Les marchés boursiers européens sont retombés après la détente des risques géopolitiques, avec le barème STOXX 600 ayant attiré 2,44 milliards de dollars d'afflux en cours de la semaine close le 12 août, ce qui représente la plus importante hausse hebdomadaire depuis la période close le 25 février.
Les flux d'investissement suivent une période de volatilité accentuée liée à la tension au Moyen-Orient, qui avait auparavant pesé sur le sentiment des investisseurs. L'indice de référence européen est désormais coté à environ 15 fois la marge bénéficiaire à un an, soit 26 % de rabais par rapport au S&P 500, contre un écart record de 41 % enregistré en novembre 2024. Sur l'année, les actions européennes ont gagné environ 10 %, en retard sur l'indice S&P 500 et l'indice MSCI World, qui ont chacun progressé d'environ 13 %.

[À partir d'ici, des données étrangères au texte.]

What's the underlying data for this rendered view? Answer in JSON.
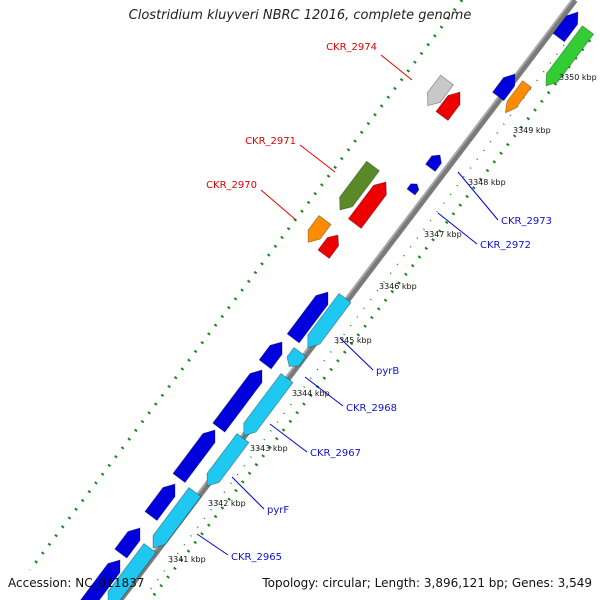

Les analystes citent les données économiques améliorées et l'attrait des valorisations comme les principaux facteurs à l'origine de cette évolution. Les rendements des obligations d'État allemandes à 10 ans ont augmenté de 40 points de base cette année, tandis que les rendements des obligations d'État américaines ont progressé de 50 points de base. L'euro, qui avait atteint des creux de 13 mois à la mi-juin, est depuis remonté de près de 3% pour se négocier à 1,17 dollar, atteignant ainsi un sommet de trois mois.
Le mouvement de profitabilité demeure solide, les entreprises du STOXX 600 étant estimées enregistrer une croissance des bénéfices du deuxième trimestre de 24,1 %, le taux le plus élevé en près de quatre ans. La technologie, qui représente 10 % de l'indice de référence européen, a contribué à la reprise, et ce, malgré la volatilité récente sur les marchés technologiques mondiaux, notamment une hausse de 70 % des actions coréennes au cours du deuxième trimestre, suivie d'une correction de 20 % au cours du trimestre en cours.
Les stratèges soulignent les avantages d'une diversification de l'Europe au moment où les investissements sont concentrés dans d'autres régions. Niall Gallagher, responsable de la stratégie des actions européennes chez Jupiter Asset Management, a fait observer que l'Europe offre une exposition à des secteurs moins représentés dans les indices américains ou asiatiques. Parallèlement, Marina Zavolock, chef de la stratégie européenne en matière d'actions chez Morgan Stanley, a mis en avant le fait que l'inflation modérée soutient les performances des actions, en particulier celles des banques européennes.
L'appréciation récente de l'euro reflète des surprises à la hausse dans les données économiques européennes par rapport à des indicateurs plus faibles aux États-Unis, selon Dominic Bunning, responsable de la stratégie FX G10 chez Nomura. Toutefois, Mark Dowding, responsable de la gestion des investissements chez BlueBay fixed income, a averti qu'un ajustement plus marqué pourrait survenir si la croissance aux États-Unis ralentit et si les inquiétudes relatives à la viabilité de la dette publique américaine augmentent.